LE AVVENTURE DI JSY 

Jsy vive e si evolve nel mondo del web che sin dalla sua creazione è diventato così complesso. Oggi si parla di social network, live web, big data, cloud computing, streaming ecc. In tutti questi aspetti della rete, Jsy gioca un ruolo importante e sopravvive a tutte queste difficoltà. Improvvisamente oggetti connessi invadono questo universo e la rete lascia il browser. Jsy è perso con questo sconvolgimento.
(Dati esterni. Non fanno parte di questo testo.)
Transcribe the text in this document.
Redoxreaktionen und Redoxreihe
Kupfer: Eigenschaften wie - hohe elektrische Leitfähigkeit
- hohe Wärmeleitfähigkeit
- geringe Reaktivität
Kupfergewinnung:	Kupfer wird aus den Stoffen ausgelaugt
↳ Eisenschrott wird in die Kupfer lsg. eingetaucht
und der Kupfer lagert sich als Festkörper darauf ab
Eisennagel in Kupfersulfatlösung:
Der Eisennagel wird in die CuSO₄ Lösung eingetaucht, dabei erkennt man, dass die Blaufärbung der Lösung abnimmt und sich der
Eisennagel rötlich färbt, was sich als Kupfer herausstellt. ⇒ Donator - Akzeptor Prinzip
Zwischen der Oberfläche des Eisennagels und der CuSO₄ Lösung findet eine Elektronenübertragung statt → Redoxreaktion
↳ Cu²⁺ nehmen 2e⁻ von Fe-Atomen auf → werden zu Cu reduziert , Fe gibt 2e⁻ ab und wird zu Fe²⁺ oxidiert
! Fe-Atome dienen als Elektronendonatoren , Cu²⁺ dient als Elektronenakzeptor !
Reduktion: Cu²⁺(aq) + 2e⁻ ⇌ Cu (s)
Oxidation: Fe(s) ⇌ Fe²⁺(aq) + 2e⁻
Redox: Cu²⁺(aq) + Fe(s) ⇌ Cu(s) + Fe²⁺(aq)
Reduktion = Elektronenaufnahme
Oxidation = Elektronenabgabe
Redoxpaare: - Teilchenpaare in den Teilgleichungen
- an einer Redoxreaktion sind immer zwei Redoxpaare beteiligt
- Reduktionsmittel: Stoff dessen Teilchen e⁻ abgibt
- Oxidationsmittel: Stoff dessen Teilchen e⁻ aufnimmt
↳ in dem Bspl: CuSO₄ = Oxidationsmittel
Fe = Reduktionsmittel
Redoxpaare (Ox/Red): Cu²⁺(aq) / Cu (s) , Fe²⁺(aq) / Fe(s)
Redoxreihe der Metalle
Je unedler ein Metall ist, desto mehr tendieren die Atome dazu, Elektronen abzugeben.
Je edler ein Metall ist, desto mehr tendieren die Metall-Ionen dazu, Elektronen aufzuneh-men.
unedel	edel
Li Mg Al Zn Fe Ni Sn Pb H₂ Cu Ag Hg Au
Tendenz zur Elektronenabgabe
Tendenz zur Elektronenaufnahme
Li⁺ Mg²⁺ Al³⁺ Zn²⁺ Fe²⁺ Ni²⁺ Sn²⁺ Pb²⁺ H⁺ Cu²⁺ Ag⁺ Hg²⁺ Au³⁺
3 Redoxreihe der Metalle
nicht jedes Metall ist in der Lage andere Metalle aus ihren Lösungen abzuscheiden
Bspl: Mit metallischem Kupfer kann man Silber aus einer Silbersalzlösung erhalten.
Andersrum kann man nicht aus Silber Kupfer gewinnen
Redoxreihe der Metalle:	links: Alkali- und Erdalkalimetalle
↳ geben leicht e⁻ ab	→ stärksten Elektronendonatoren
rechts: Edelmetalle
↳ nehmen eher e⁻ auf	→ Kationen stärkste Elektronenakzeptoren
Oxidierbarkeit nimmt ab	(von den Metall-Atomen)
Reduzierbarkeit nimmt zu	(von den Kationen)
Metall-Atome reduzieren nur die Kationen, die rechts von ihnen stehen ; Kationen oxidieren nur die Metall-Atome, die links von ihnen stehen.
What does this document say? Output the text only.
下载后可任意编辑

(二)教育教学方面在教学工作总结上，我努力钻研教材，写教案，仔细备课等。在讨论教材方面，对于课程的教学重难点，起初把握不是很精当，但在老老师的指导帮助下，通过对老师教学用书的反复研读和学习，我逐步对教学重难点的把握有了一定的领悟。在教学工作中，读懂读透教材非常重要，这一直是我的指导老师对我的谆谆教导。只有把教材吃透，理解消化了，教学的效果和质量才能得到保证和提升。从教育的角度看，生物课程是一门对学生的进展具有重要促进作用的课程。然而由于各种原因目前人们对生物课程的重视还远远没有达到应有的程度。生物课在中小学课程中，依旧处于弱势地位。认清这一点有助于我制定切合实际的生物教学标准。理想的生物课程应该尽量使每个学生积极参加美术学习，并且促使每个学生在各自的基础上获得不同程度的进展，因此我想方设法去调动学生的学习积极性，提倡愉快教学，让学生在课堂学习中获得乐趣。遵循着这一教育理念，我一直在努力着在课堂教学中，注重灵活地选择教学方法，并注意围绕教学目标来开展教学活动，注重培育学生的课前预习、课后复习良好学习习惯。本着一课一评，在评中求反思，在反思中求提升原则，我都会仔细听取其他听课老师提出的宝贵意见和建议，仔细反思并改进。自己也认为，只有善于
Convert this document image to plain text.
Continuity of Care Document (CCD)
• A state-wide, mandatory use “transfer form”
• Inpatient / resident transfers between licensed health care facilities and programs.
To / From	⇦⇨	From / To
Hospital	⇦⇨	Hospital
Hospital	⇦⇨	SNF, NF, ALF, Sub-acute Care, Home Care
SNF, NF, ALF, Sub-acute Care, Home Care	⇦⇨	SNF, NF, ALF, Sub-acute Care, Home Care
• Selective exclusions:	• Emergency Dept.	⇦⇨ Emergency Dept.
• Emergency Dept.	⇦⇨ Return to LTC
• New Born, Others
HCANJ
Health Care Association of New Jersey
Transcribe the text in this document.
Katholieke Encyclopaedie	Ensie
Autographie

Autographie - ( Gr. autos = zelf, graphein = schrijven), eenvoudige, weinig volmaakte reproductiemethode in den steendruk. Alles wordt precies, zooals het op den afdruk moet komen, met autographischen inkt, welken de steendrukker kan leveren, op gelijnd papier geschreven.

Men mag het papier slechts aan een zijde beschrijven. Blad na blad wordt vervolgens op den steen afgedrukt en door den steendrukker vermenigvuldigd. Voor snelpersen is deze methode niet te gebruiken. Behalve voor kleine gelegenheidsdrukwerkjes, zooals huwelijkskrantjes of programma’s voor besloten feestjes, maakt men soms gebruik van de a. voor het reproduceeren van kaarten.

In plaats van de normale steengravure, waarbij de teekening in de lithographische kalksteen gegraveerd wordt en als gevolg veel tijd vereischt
[/one_half] [/row] [tipo separatore=”” size=”” icon=”stella”] Jsy di fronte a oggetti collegati
Sorge una domanda: dove e come Jsy trova il suo posto in questo nuovo mondo? Per rispondere a questa domanda, osserveremo prima la vita quotidiana di Jsy e vedremo come riesce ad apprendere questo arrivo di oggetti connessi.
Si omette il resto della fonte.